O’Toole said he was granting as “a general matter” a motion filed by the prosecution to prevent the defense from presenting so-called “mitigation” evidence aimed at reducing Dzhokhar Tsarnaev’s culpability during the first phase of the trial, which is aimed at establishing guilt. The prosecution argued that evidence should be presented during the penalty phase of the trial, which — given that the defense has stipulated most of the prosecution’s case — is now inevitable.

O’Toole said he couldn’t give a precise ruling, but he made it clear he was going to curtail attempts by the defense to make the guilt phase of the trial about Tamerlan Tsarnaev.

O’Toole acknowledged that introducing some evidence about Tamerlan is inevitable, given that he carried out the bombings, too. But he said how much of that evidence will be introduced during the first phase of the trial “depends on its relevance” to Dzhokhar’s guilt.

Weinreb suggested that the evidence pointing to that guilt is overwhelming.

“He pretended to be a spectator, but he had murder in his heart,” Weinreb said of Dzhokhar Tsarnaev.

Weinreb said Dzhokhar Tsarnaev’s bomb shredded flesh, severed arteries, lit people on fire.

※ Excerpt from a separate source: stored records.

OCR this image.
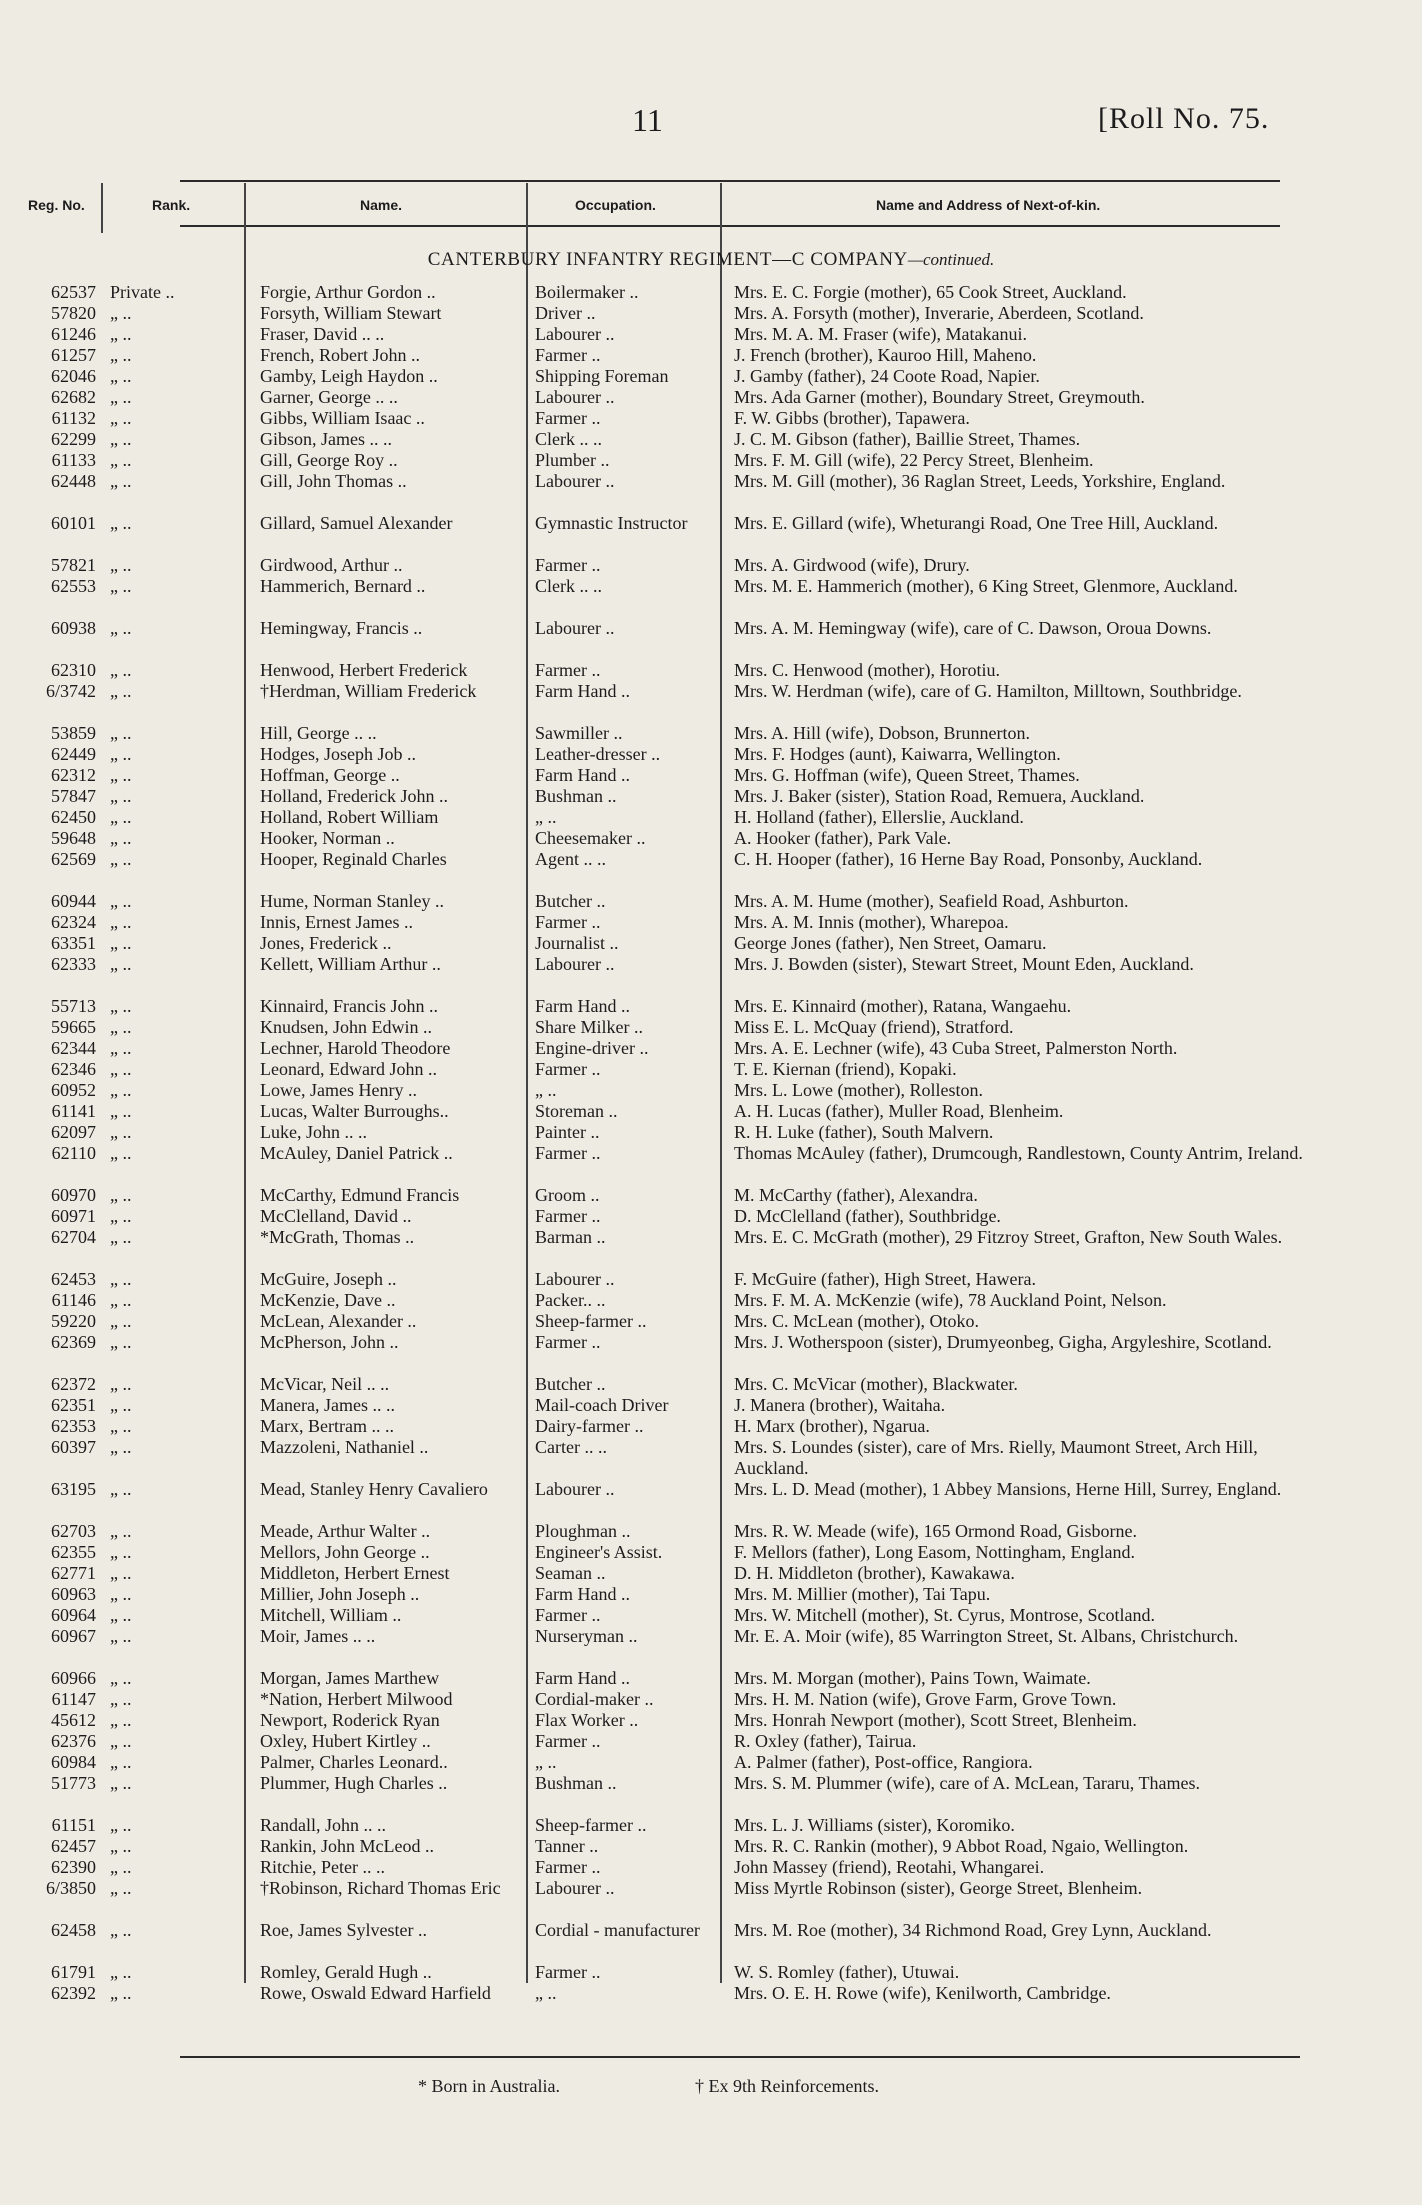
11	[Roll No. 75.
Reg. No.	Rank.	Name.	Occupation.	Name and Address of Next-of-kin.
CANTERBURY INFANTRY REGIMENT—C COMPANY—continued.
62537 Private ..	Forgie, Arthur Gordon ..	Boilermaker ..	Mrs. E. C. Forgie (mother), 65 Cook Street, Auckland.
57820 „ ..	Forsyth, William Stewart	Driver ..	Mrs. A. Forsyth (mother), Inverarie, Aberdeen, Scotland.
61246 „ ..	Fraser, David .. ..	Labourer ..	Mrs. M. A. M. Fraser (wife), Matakanui.
61257 „ ..	French, Robert John ..	Farmer ..	J. French (brother), Kauroo Hill, Maheno.
62046 „ ..	Gamby, Leigh Haydon ..	Shipping Foreman	J. Gamby (father), 24 Coote Road, Napier.
62682 „ ..	Garner, George .. ..	Labourer ..	Mrs. Ada Garner (mother), Boundary Street, Greymouth.
61132 „ ..	Gibbs, William Isaac ..	Farmer ..	F. W. Gibbs (brother), Tapawera.
62299 „ ..	Gibson, James .. ..	Clerk .. ..	J. C. M. Gibson (father), Baillie Street, Thames.
61133 „ ..	Gill, George Roy ..	Plumber ..	Mrs. F. M. Gill (wife), 22 Percy Street, Blenheim.
62448 „ ..	Gill, John Thomas ..	Labourer ..	Mrs. M. Gill (mother), 36 Raglan Street, Leeds, Yorkshire, England.
60101 „ ..	Gillard, Samuel Alexander	Gymnastic Instructor	Mrs. E. Gillard (wife), Wheturangi Road, One Tree Hill, Auckland.
57821 „ ..	Girdwood, Arthur ..	Farmer ..	Mrs. A. Girdwood (wife), Drury.
62553 „ ..	Hammerich, Bernard ..	Clerk .. ..	Mrs. M. E. Hammerich (mother), 6 King Street, Glenmore, Auckland.
60938 „ ..	Hemingway, Francis ..	Labourer ..	Mrs. A. M. Hemingway (wife), care of C. Dawson, Oroua Downs.
62310 „ ..	Henwood, Herbert Frederick	Farmer ..	Mrs. C. Henwood (mother), Horotiu.
6/3742 „ ..	†Herdman, William Frederick	Farm Hand ..	Mrs. W. Herdman (wife), care of G. Hamilton, Milltown, Southbridge.
53859 „ ..	Hill, George .. ..	Sawmiller ..	Mrs. A. Hill (wife), Dobson, Brunnerton.
62449 „ ..	Hodges, Joseph Job ..	Leather-dresser ..	Mrs. F. Hodges (aunt), Kaiwarra, Wellington.
62312 „ ..	Hoffman, George ..	Farm Hand ..	Mrs. G. Hoffman (wife), Queen Street, Thames.
57847 „ ..	Holland, Frederick John ..	Bushman ..	Mrs. J. Baker (sister), Station Road, Remuera, Auckland.
62450 „ ..	Holland, Robert William	„ ..	H. Holland (father), Ellerslie, Auckland.
59648 „ ..	Hooker, Norman ..	Cheesemaker ..	A. Hooker (father), Park Vale.
62569 „ ..	Hooper, Reginald Charles	Agent .. ..	C. H. Hooper (father), 16 Herne Bay Road, Ponsonby, Auckland.
60944 „ ..	Hume, Norman Stanley ..	Butcher ..	Mrs. A. M. Hume (mother), Seafield Road, Ashburton.
62324 „ ..	Innis, Ernest James ..	Farmer ..	Mrs. A. M. Innis (mother), Wharepoa.
63351 „ ..	Jones, Frederick ..	Journalist ..	George Jones (father), Nen Street, Oamaru.
62333 „ ..	Kellett, William Arthur ..	Labourer ..	Mrs. J. Bowden (sister), Stewart Street, Mount Eden, Auckland.
55713 „ ..	Kinnaird, Francis John ..	Farm Hand ..	Mrs. E. Kinnaird (mother), Ratana, Wangaehu.
59665 „ ..	Knudsen, John Edwin ..	Share Milker ..	Miss E. L. McQuay (friend), Stratford.
62344 „ ..	Lechner, Harold Theodore	Engine-driver ..	Mrs. A. E. Lechner (wife), 43 Cuba Street, Palmerston North.
62346 „ ..	Leonard, Edward John ..	Farmer ..	T. E. Kiernan (friend), Kopaki.
60952 „ ..	Lowe, James Henry ..	„ ..	Mrs. L. Lowe (mother), Rolleston.
61141 „ ..	Lucas, Walter Burroughs..	Storeman ..	A. H. Lucas (father), Muller Road, Blenheim.
62097 „ ..	Luke, John .. ..	Painter ..	R. H. Luke (father), South Malvern.
62110 „ ..	McAuley, Daniel Patrick ..	Farmer ..	Thomas McAuley (father), Drumcough, Randlestown, County Antrim, Ireland.
60970 „ ..	McCarthy, Edmund Francis	Groom ..	M. McCarthy (father), Alexandra.
60971 „ ..	McClelland, David ..	Farmer ..	D. McClelland (father), Southbridge.
62704 „ ..	*McGrath, Thomas ..	Barman ..	Mrs. E. C. McGrath (mother), 29 Fitzroy Street, Grafton, New South Wales.
62453 „ ..	McGuire, Joseph ..	Labourer ..	F. McGuire (father), High Street, Hawera.
61146 „ ..	McKenzie, Dave ..	Packer.. ..	Mrs. F. M. A. McKenzie (wife), 78 Auckland Point, Nelson.
59220 „ ..	McLean, Alexander ..	Sheep-farmer ..	Mrs. C. McLean (mother), Otoko.
62369 „ ..	McPherson, John ..	Farmer ..	Mrs. J. Wotherspoon (sister), Drumyeonbeg, Gigha, Argyleshire, Scotland.
62372 „ ..	McVicar, Neil .. ..	Butcher ..	Mrs. C. McVicar (mother), Blackwater.
62351 „ ..	Manera, James .. ..	Mail-coach Driver	J. Manera (brother), Waitaha.
62353 „ ..	Marx, Bertram .. ..	Dairy-farmer ..	H. Marx (brother), Ngarua.
60397 „ ..	Mazzoleni, Nathaniel ..	Carter .. ..	Mrs. S. Loundes (sister), care of Mrs. Rielly, Maumont Street, Arch Hill, Auckland.
63195 „ ..	Mead, Stanley Henry Cavaliero	Labourer ..	Mrs. L. D. Mead (mother), 1 Abbey Mansions, Herne Hill, Surrey, England.
62703 „ ..	Meade, Arthur Walter ..	Ploughman ..	Mrs. R. W. Meade (wife), 165 Ormond Road, Gisborne.
62355 „ ..	Mellors, John George ..	Engineer's Assist.	F. Mellors (father), Long Easom, Nottingham, England.
62771 „ ..	Middleton, Herbert Ernest	Seaman ..	D. H. Middleton (brother), Kawakawa.
60963 „ ..	Millier, John Joseph ..	Farm Hand ..	Mrs. M. Millier (mother), Tai Tapu.
60964 „ ..	Mitchell, William ..	Farmer ..	Mrs. W. Mitchell (mother), St. Cyrus, Montrose, Scotland.
60967 „ ..	Moir, James .. ..	Nurseryman ..	Mr. E. A. Moir (wife), 85 Warrington Street, St. Albans, Christchurch.
60966 „ ..	Morgan, James Marthew	Farm Hand ..	Mrs. M. Morgan (mother), Pains Town, Waimate.
61147 „ ..	*Nation, Herbert Milwood	Cordial-maker ..	Mrs. H. M. Nation (wife), Grove Farm, Grove Town.
45612 „ ..	Newport, Roderick Ryan	Flax Worker ..	Mrs. Honrah Newport (mother), Scott Street, Blenheim.
62376 „ ..	Oxley, Hubert Kirtley ..	Farmer ..	R. Oxley (father), Tairua.
60984 „ ..	Palmer, Charles Leonard..	„ ..	A. Palmer (father), Post-office, Rangiora.
51773 „ ..	Plummer, Hugh Charles ..	Bushman ..	Mrs. S. M. Plummer (wife), care of A. McLean, Tararu, Thames.
61151 „ ..	Randall, John .. ..	Sheep-farmer ..	Mrs. L. J. Williams (sister), Koromiko.
62457 „ ..	Rankin, John McLeod ..	Tanner ..	Mrs. R. C. Rankin (mother), 9 Abbot Road, Ngaio, Wellington.
62390 „ ..	Ritchie, Peter .. ..	Farmer ..	John Massey (friend), Reotahi, Whangarei.
6/3850 „ ..	†Robinson, Richard Thomas Eric	Labourer ..	Miss Myrtle Robinson (sister), George Street, Blenheim.
62458 „ ..	Roe, James Sylvester ..	Cordial - manufacturer	Mrs. M. Roe (mother), 34 Richmond Road, Grey Lynn, Auckland.
61791 „ ..	Romley, Gerald Hugh ..	Farmer ..	W. S. Romley (father), Utuwai.
62392 „ ..	Rowe, Oswald Edward Harfield	„ ..	Mrs. O. E. H. Rowe (wife), Kenilworth, Cambridge.
* Born in Australia.	† Ex 9th Reinforcements.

While the city reeled, as surgeons pulled saws to amputate legs, Dzhokhar Tsarnaev walked into the Whole Foods in Central Square and bought a gallon of milk.

It was Dzhokhar Tsarnaev who got the gun used to murder MIT Police Officer Sean Collier, Weinreb said. Collier’s bloodied gloves were found in the car Tsarnaev drove that night.

When he was captured, cowering in a boat in a back yard in Watertown, Dzhokhar Tsarnaev’s motive was literally written on the walls, on the wall of the boat, in pencil. He bombed the Marathon to punish Americans, because America was killing Muslims.

“He did it,” Bill Weinreb said, in closing, “because he thought it would help secure him a place in paradise.”

Paradise would last forever. A lot longer than the four minutes that Dzhokhar Tsarnaev stood there, next to the kids whose bodies and souls he destroyed before he went to buy some milk.